Discussion in 'ML-Agents' started by Joseguepardo, May 25, 2023.

  1. Joseguepardo

    Joseguepardo

    Joined:
    Mar 3, 2015
    Posts:
    8
    Hello everyone, I was wondering if anyone has had this situation... I am trying to do some training with the MLAgents Unity package and I went through all of the guides. I set up a simple scenario in which I am requesting 3 values of Continuous type and no Discrete ones, as you can see here:

    upload_2023-5-24_23-8-55.png

    But for some reason that I don't understand, instead of getting 'random' values between -1 and 1, I keep getting 0, 1, and -1, 99% of the time, from the very beginning the game starts. Here are my logs on the console (please note that the collapse option is enabled, so you can see the number of times each number is being repeated) and the snipped on the code I'm using for this simple test:

    upload_2023-5-24_23-9-26.png
    upload_2023-5-24_23-9-36.png

    Yes, I am getting some random values on the first vector (0) of the ActionBuffers, however, it only happens sometimes and for my particular scenario, it doesn't really help me as the agent would basically never get to the point where it can collect a positive reward.

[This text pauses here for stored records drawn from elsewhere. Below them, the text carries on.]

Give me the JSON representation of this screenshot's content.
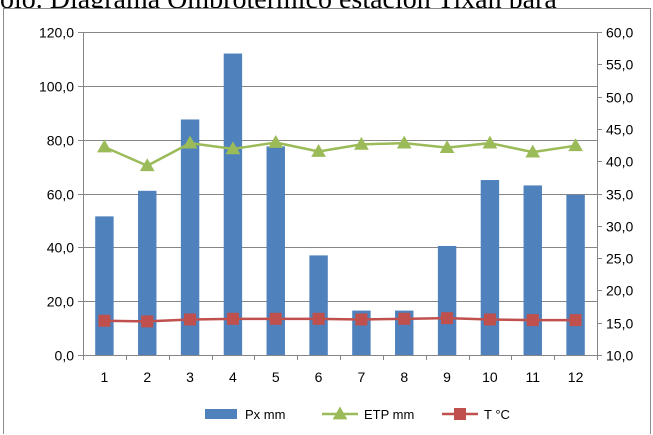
{
  "header_text": "olo. Diagrama Ombrotérmico estación Tixán pará",
  "chart_data": {
    "type": "bar",
    "categories": [
      "1",
      "2",
      "3",
      "4",
      "5",
      "6",
      "7",
      "8",
      "9",
      "10",
      "11",
      "12"
    ],
    "series": [
      {
        "name": "Px mm",
        "kind": "bar",
        "axis": "left",
        "color": "#4f81bd",
        "values": [
          51.5,
          61.0,
          87.5,
          112.0,
          77.5,
          37.0,
          16.5,
          16.5,
          40.5,
          65.0,
          63.0,
          59.5
        ]
      },
      {
        "name": "ETP mm",
        "kind": "line",
        "axis": "right",
        "color": "#9bbb59",
        "marker": "triangle",
        "values": [
          42.2,
          39.3,
          42.8,
          41.9,
          42.9,
          41.5,
          42.6,
          42.8,
          42.1,
          42.8,
          41.4,
          42.4
        ]
      },
      {
        "name": "T °C",
        "kind": "line",
        "axis": "right",
        "color": "#c0504d",
        "marker": "square",
        "values": [
          15.3,
          15.2,
          15.5,
          15.6,
          15.6,
          15.6,
          15.5,
          15.6,
          15.7,
          15.5,
          15.4,
          15.4
        ]
      }
    ],
    "yaxis_left": {
      "ylim": [
        0,
        120
      ],
      "ticks": [
        "0,0",
        "20,0",
        "40,0",
        "60,0",
        "80,0",
        "100,0",
        "120,0"
      ]
    },
    "yaxis_right": {
      "ylim": [
        10,
        60
      ],
      "ticks": [
        "10,0",
        "15,0",
        "20,0",
        "25,0",
        "30,0",
        "35,0",
        "40,0",
        "45,0",
        "50,0",
        "55,0",
        "60,0"
      ]
    },
    "grid": true,
    "legend_position": "bottom",
    "title": "",
    "xlabel": "",
    "ylabel": ""
  }
}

    I've been trying to figure this one out for hours and haven't been able to figure out why... I did another test with a video I found on youtube, trying to get a cube to move toward a specific position, for this other test I needed 2 values, and for this one, every single time, I am indeed getting different 'random' values, as I should expect... However, I am not doing anything differently! So how is this case different from the other one? Just for reference, this is how my other test (where I was simply trying out the library) looks:
    upload_2023-5-24_23-15-18.png upload_2023-5-24_23-15-35.png

    And as I mentioned before, this one does return values between -1 and 1, and therefore the agent can actually learn how to get to the reward.

    It got to a point in which I even considered my PC was somehow faulty or damaged, so I formatted my whole system and did some maintenance on it, but it keeps giving me the same single 0, 1, and -1 values all the time. I also created a build and tried out that method, same exact results. I then tried the build on a different PC, same exact results!

    I would highly appreciate anyone's help! Honestly, at this point, I don't really know what else to try... It just is not making any sense to me :(
     
    Hyud1 likes this.
  2. Luke-Houlihan

    Luke-Houlihan

    Joined:
    Jun 26, 2007
    Posts:
    303
    Is this happening after training for some steps or is it immediately outputting the whole numbers?

    My initial guess would be some un-normalized observations blowing up the decision space.
     
  3. Joseguepardo

    Joseguepardo

    Joined:
    Mar 3, 2015
    Posts:
    8
    It happens immediately. Your guess is actually right! Although I still don't understand why... I was able to track the issue back to the information vectors, I'm currently sending 5 vectors, the object's position and 2 velocity values which are 50 and 300, and if I put 0.005 and 0.3 for the other 2 vectors instead of the whole values, it actually works. Which doesn't make any sense to me because I don't think it is specified on the documentation that these values have to be normalized. And even if that's the case, why do the position values not break this rule then? Because there I have values way bigger than 1, but with those values it does work, it seems to only start failing when there are values bigger than 1 on the fourth vector and onwards.
     
  4. Luke-Houlihan

    Luke-Houlihan

    Joined:
    Jun 26, 2007
    Posts:
    303
    Nice, glad you could get it working!

    Check out the docs here - https://github.com/Unity-Technologi...ng-Environment-Design-Agents.md#normalization to read a bit about it.

    An easy intuition for this is (inaccurately) viewing the policy model as a signal multiplier, if your observation signal is 300 how many times can it be randomly multiplied before one of the float values goes full NaN on you? With a huge range of input values the network outputs a huge range of outputs which are then clamped to [-1,1] meaning you will always get -1 or 1. My guess is the 0's are NaNs.